Screen Ratios Explained
If you are going to buy or make a screen, not only do you have to decide between a low- or high-gain white screen, or a grey screen, you also have to decide what ratio screen you are going to use.
This does depend on what sort of material you're going to be watching through the projector. If you're going to be using it for gaming, TV and movie watching, then you will probably be best off with a 16:9 screen. This is because TV and games are in this format. Most (not all, some are in slightly different ratio) movies are usually in a 2.35:1 format, but you can watch them on a 16:9 screen, you'll just have to cope with having black bars at the top and bottom. If you only ever use your projector for exclusively movie watching and never TV or gaming, then think about a 2.35:1 ratio screen.
So, What Sort of Screen Is Best?
As usual with this sort of thing, there is no one screen that does the best job. You have to choose the best screen for your requirements. If you have a well lit room and want to get decent blacks, then think about a grey screen. If you have a low powered projector and/or a well lit room, then a high-gain screen may be best.
Choosing an aspect ratio is a bit easier. You'll know what you're going to use your projector for. If it's going to be for a variety of viewing, including movies, gaming and TV, you'll probably be better off with a 16:9 screen which is a good compromise between all, if you're purely a movie buff, then a 2.35:1 screen will probably be better.
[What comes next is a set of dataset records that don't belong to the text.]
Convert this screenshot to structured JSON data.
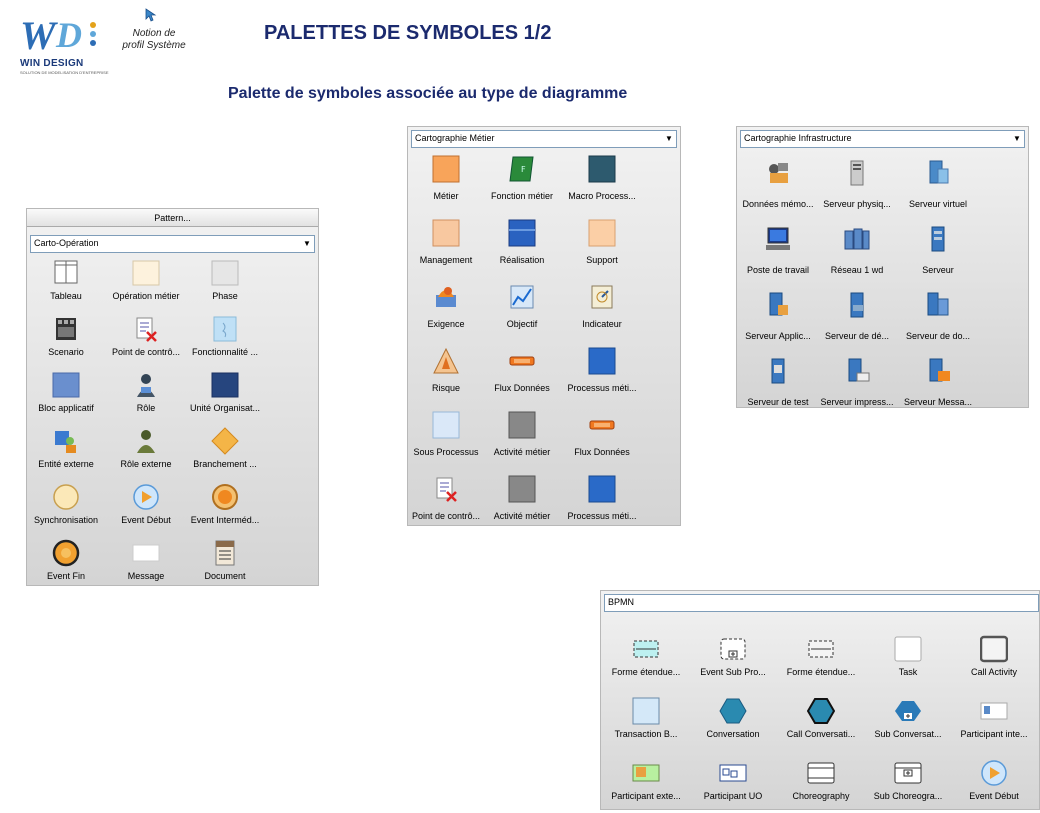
{
  "header": {
    "logo_name": "WIN DESIGN",
    "logo_sub": "SOLUTION DE MODELISATION D'ENTREPRISE",
    "notion_line1": "Notion de",
    "notion_line2": "profil Système",
    "title": "PALETTES DE SYMBOLES 1/2",
    "subtitle": "Palette de symboles associée au type de diagramme"
  },
  "colors": {
    "title": "#1b2a6e",
    "logo_blue": "#2d6db5",
    "logo_light": "#5fa7d9",
    "panel_bg": "#dcdcdc"
  },
  "panels": {
    "carto_operation": {
      "header": "Pattern...",
      "combo": "Carto-Opération",
      "items": [
        {
          "label": "Tableau",
          "icon": "table-icon"
        },
        {
          "label": "Opération métier",
          "icon": "operation-icon"
        },
        {
          "label": "Phase",
          "icon": "phase-icon"
        },
        {
          "label": "Scenario",
          "icon": "scenario-icon"
        },
        {
          "label": "Point de contrô...",
          "icon": "checkpoint-icon"
        },
        {
          "label": "Fonctionnalité ...",
          "icon": "feature-icon"
        },
        {
          "label": "Bloc applicatif",
          "icon": "app-block-icon"
        },
        {
          "label": "Rôle",
          "icon": "role-icon"
        },
        {
          "label": "Unité Organisat...",
          "icon": "org-unit-icon"
        },
        {
          "label": "Entité externe",
          "icon": "external-entity-icon"
        },
        {
          "label": "Rôle externe",
          "icon": "external-role-icon"
        },
        {
          "label": "Branchement ...",
          "icon": "branch-icon"
        },
        {
          "label": "Synchronisation",
          "icon": "sync-icon"
        },
        {
          "label": "Event Début",
          "icon": "event-start-icon"
        },
        {
          "label": "Event Interméd...",
          "icon": "event-intermediate-icon"
        },
        {
          "label": "Event Fin",
          "icon": "event-end-icon"
        },
        {
          "label": "Message",
          "icon": "message-icon"
        },
        {
          "label": "Document",
          "icon": "document-icon"
        }
      ]
    },
    "carto_metier": {
      "combo": "Cartographie Métier",
      "items": [
        {
          "label": "Métier",
          "icon": "metier-icon"
        },
        {
          "label": "Fonction métier",
          "icon": "business-function-icon"
        },
        {
          "label": "Macro Process...",
          "icon": "macro-process-icon"
        },
        {
          "label": "Management",
          "icon": "management-icon"
        },
        {
          "label": "Réalisation",
          "icon": "realisation-icon"
        },
        {
          "label": "Support",
          "icon": "support-icon"
        },
        {
          "label": "Exigence",
          "icon": "requirement-icon"
        },
        {
          "label": "Objectif",
          "icon": "objective-icon"
        },
        {
          "label": "Indicateur",
          "icon": "indicator-icon"
        },
        {
          "label": "Risque",
          "icon": "risk-icon"
        },
        {
          "label": "Flux Données",
          "icon": "data-flow-icon"
        },
        {
          "label": "Processus méti...",
          "icon": "business-process-icon"
        },
        {
          "label": "Sous Processus",
          "icon": "sub-process-icon"
        },
        {
          "label": "Activité métier",
          "icon": "business-activity-icon"
        },
        {
          "label": "Flux Données",
          "icon": "data-flow-icon"
        },
        {
          "label": "Point de contrô...",
          "icon": "checkpoint-icon"
        },
        {
          "label": "Activité métier",
          "icon": "business-activity-icon"
        },
        {
          "label": "Processus méti...",
          "icon": "business-process-icon"
        }
      ]
    },
    "carto_infra": {
      "combo": "Cartographie Infrastructure",
      "items": [
        {
          "label": "Données mémo...",
          "icon": "memory-data-icon"
        },
        {
          "label": "Serveur physiq...",
          "icon": "physical-server-icon"
        },
        {
          "label": "Serveur virtuel",
          "icon": "virtual-server-icon"
        },
        {
          "label": "Poste de travail",
          "icon": "workstation-icon"
        },
        {
          "label": "Réseau 1 wd",
          "icon": "network-icon"
        },
        {
          "label": "Serveur",
          "icon": "server-icon"
        },
        {
          "label": "Serveur Applic...",
          "icon": "app-server-icon"
        },
        {
          "label": "Serveur de dé...",
          "icon": "deploy-server-icon"
        },
        {
          "label": "Serveur de do...",
          "icon": "data-server-icon"
        },
        {
          "label": "Serveur de test",
          "icon": "test-server-icon"
        },
        {
          "label": "Serveur impress...",
          "icon": "print-server-icon"
        },
        {
          "label": "Serveur Messa...",
          "icon": "message-server-icon"
        }
      ]
    },
    "bpmn": {
      "combo": "BPMN",
      "items": [
        {
          "label": "Forme étendue...",
          "icon": "extended-shape-icon"
        },
        {
          "label": "Event Sub Pro...",
          "icon": "event-subprocess-icon"
        },
        {
          "label": "Forme étendue...",
          "icon": "extended-shape-dashed-icon"
        },
        {
          "label": "Task",
          "icon": "task-icon"
        },
        {
          "label": "Call Activity",
          "icon": "call-activity-icon"
        },
        {
          "label": "Transaction B...",
          "icon": "transaction-icon"
        },
        {
          "label": "Conversation",
          "icon": "conversation-icon"
        },
        {
          "label": "Call Conversati...",
          "icon": "call-conversation-icon"
        },
        {
          "label": "Sub Conversat...",
          "icon": "sub-conversation-icon"
        },
        {
          "label": "Participant inte...",
          "icon": "internal-participant-icon"
        },
        {
          "label": "Participant exte...",
          "icon": "external-participant-icon"
        },
        {
          "label": "Participant UO",
          "icon": "participant-uo-icon"
        },
        {
          "label": "Choreography",
          "icon": "choreography-icon"
        },
        {
          "label": "Sub Choreogra...",
          "icon": "sub-choreography-icon"
        },
        {
          "label": "Event Début",
          "icon": "event-start-icon"
        }
      ]
    }
  }
}
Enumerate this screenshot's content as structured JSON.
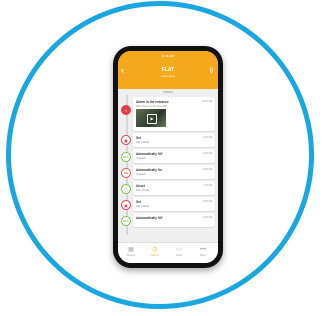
{
  "status_bar": {
    "time": "9:41 AM"
  },
  "header": {
    "title": "FLAT",
    "subtitle": "Automation",
    "back_icon": "chevron-left-icon",
    "filter_icon": "filter-icon"
  },
  "section_label": "TODAY",
  "events": [
    {
      "title": "Alarm in the entrance",
      "subtitle": "Flat • Alarm in the Entrance",
      "time": "10:20 AM",
      "icon": "alarm-icon"
    },
    {
      "title": "Set",
      "subtitle": "Flat • Mode",
      "time": "9:40 AM",
      "icon": "lock-icon"
    },
    {
      "title": "Automatically Off",
      "subtitle": "Irrigation",
      "time": "9:00 AM",
      "icon": "off-icon"
    },
    {
      "title": "Automatically On",
      "subtitle": "Irrigation",
      "time": "8:00 AM",
      "icon": "on-icon"
    },
    {
      "title": "Unset",
      "subtitle": "Flat • Mode",
      "time": "7:20 AM",
      "icon": "unlock-icon"
    },
    {
      "title": "Set",
      "subtitle": "Flat • Mode",
      "time": "6:50 AM",
      "icon": "lock-icon"
    },
    {
      "title": "Automatically Off",
      "subtitle": "",
      "time": "6:00 AM",
      "icon": "off-icon"
    }
  ],
  "tabs": [
    {
      "label": "Devices",
      "icon": "grid-icon"
    },
    {
      "label": "Events",
      "icon": "clock-icon"
    },
    {
      "label": "Video",
      "icon": "camera-icon"
    },
    {
      "label": "More",
      "icon": "more-icon"
    }
  ],
  "colors": {
    "accent": "#f4a81c",
    "ring": "#1aa6e0",
    "alarm": "#e23b4a",
    "ok": "#7cc243"
  }
}
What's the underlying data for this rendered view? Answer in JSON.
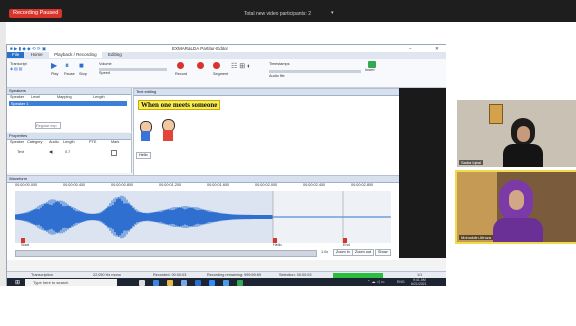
{
  "meeting": {
    "recording_badge": "Recording Paused",
    "participants_title": "Total new video participants: 2",
    "dropdown_glyph": "▾"
  },
  "app": {
    "window_title": "EXMARaLDA Partitur-Editor",
    "tabs": [
      "File",
      "Home",
      "Playback / Recording",
      "Editing"
    ],
    "active_tab": "Playback / Recording",
    "ribbon": {
      "group_labels": [
        "Transcript",
        "Audio file"
      ],
      "buttons": [
        "Play",
        "Pause",
        "Stop",
        "Loop",
        "Record",
        "Segment"
      ],
      "volume_label": "Volume",
      "speed_label": "Speed",
      "timestamps_label": "Timestamps",
      "insert_label": "Insert"
    },
    "speakers_panel": {
      "title": "Speakers",
      "columns": [
        "Speaker",
        "Level",
        "Mapping",
        "Length"
      ],
      "selected_row": "Speaker 1",
      "search_placeholder": "Regular exp."
    },
    "properties_panel": {
      "title": "Properties",
      "columns": [
        "Speaker",
        "Category",
        "Audio",
        "Length",
        "PTE",
        "Mark"
      ],
      "row": {
        "speaker": "Text",
        "audio": "◀)",
        "length": "0.7"
      }
    },
    "text_panel": {
      "tab": "Text editing",
      "sentence": "When one meets someone",
      "small_label": "Hello"
    },
    "waveform": {
      "title": "Waveform",
      "ticks": [
        "00:00:00.000",
        "00:00:00.400",
        "00:00:00.800",
        "00:00:01.200",
        "00:00:01.600",
        "00:00:02.000",
        "00:00:02.400",
        "00:00:02.800"
      ],
      "markers": [
        "Start",
        "Hello",
        "End"
      ],
      "zoom_in": "Zoom in",
      "zoom_out": "Zoom out",
      "show": "Show",
      "position_label": "1.0x"
    },
    "status": {
      "items": [
        "Transcription",
        "22,050 Hz mono",
        "Recorded: 00:00:03",
        "Recording remaining: 999:59:59",
        "Selection: 00:00:03"
      ],
      "page": "1/1"
    }
  },
  "taskbar": {
    "search_placeholder": "Type here to search",
    "time": "9:41 AM",
    "date": "6/21/2021",
    "lang": "ENG"
  },
  "participants": [
    {
      "name": "Sadia Iqbal"
    },
    {
      "name": "Mohuddin Afroza"
    }
  ],
  "colors": {
    "accent": "#2a6fc9",
    "record_red": "#d9342b",
    "waveform": "#2e6fd0",
    "active_speaker_border": "#f0d94a"
  }
}
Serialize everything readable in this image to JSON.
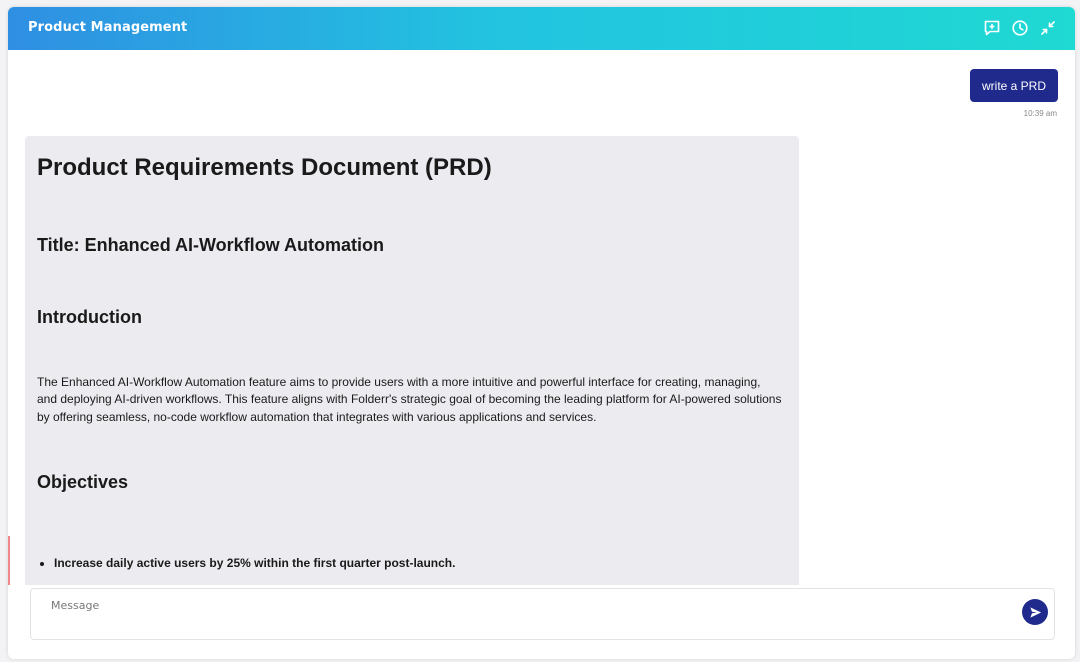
{
  "header": {
    "title": "Product Management",
    "icons": [
      "new-chat-icon",
      "history-icon",
      "collapse-icon"
    ]
  },
  "conversation": {
    "user_message": {
      "text": "write a PRD",
      "time": "10:39 am"
    },
    "assistant_document": {
      "heading": "Product Requirements Document (PRD)",
      "title_line": "Title: Enhanced AI-Workflow Automation",
      "intro_heading": "Introduction",
      "intro_text": "The Enhanced AI-Workflow Automation feature aims to provide users with a more intuitive and powerful interface for creating, managing, and deploying AI-driven workflows. This feature aligns with Folderr's strategic goal of becoming the leading platform for AI-powered solutions by offering seamless, no-code workflow automation that integrates with various applications and services.",
      "objectives_heading": "Objectives",
      "objectives": [
        "Increase daily active users by 25% within the first quarter post-launch."
      ]
    }
  },
  "composer": {
    "placeholder": "Message",
    "value": ""
  },
  "colors": {
    "header_gradient_start": "#2f8fe3",
    "header_gradient_end": "#1fd9d3",
    "user_bubble": "#1f2a8c",
    "document_bg": "#ececf0",
    "send_button": "#1f2a8c"
  }
}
Just as a side note, a normal 16:9 projector, which is the standard nowadays will project perfectly onto a 2.35:1 screen, or a 16:9, so you don't need to worry about matching the projector to the screen as far as that goes. If you only watch movies, then a fully blacked out light controlled room, with a nice 2.35:1 screen, would be your best choice. Have fun putting it together!
This article is accurate and true to the best of the author’s knowledge. Content is for informational or entertainment purposes only and does not substitute for personal counsel or professional advice in business, financial, legal, or technical matters.
Mansukh bhai savaliya on September 13, 2019:
Elite 4k /Garay screen yaa silver tikit Dono me Letest or bahetar choice Kis ki Karna chahiye
Jay F. on September 02, 2019:
This was very helpful! Thank you
Jason P on August 30, 2019:
Great job sir! I have a much better understanding of this. Your article was great!
Rick W on August 02, 2019:
Nice article! Succinct and informative. Much appreciated!
Budi A. on July 21, 2019:
Now i understand what to when in market for Projector Screen.
Stephen on May 19, 2019:
Super helpful, thanks for this!
Ben on May 01, 2019:
Are you sure that a projector simulates black by not projecting light in a certain region of the screen? I read elsewhere that it is done by projecting trace grey light that when reflected our minds interpret as a relative absence of light and we therefore "see" black.
rpsen on January 29, 2018:
Thanks, it was very helpful to me.
Projectorsam on November 14, 2017:
Your article was very informative but I don't think it's 100% valid. There are really big differences with projector light performances (lumens). So even if you totally black room and your projector is giving 3000 lumens to the screen, you wont get the results of grey screen(deeper blacks). This is because the bright spot is reflecting light to the black spot next to it. So the black will seem grayish. This is totally visible even with as low as 1800 lumens. This is why I would really recommend a part for different projector light performances, because it really isn't just about the room brightness. It's easy to misunderstand the article and get 4000 lumen projector with 1.5gain and probably get really bad results with blacks even in a totally black room.
John on September 03, 2017:
Good article and very informative. What do you think then about high contrast grey screens for an LCD projector. Would that be the best of both worlds?
Anil from Kerala on November 25, 2012:
Hai, thank you for sharing your good projector experiences. I had no idea about it.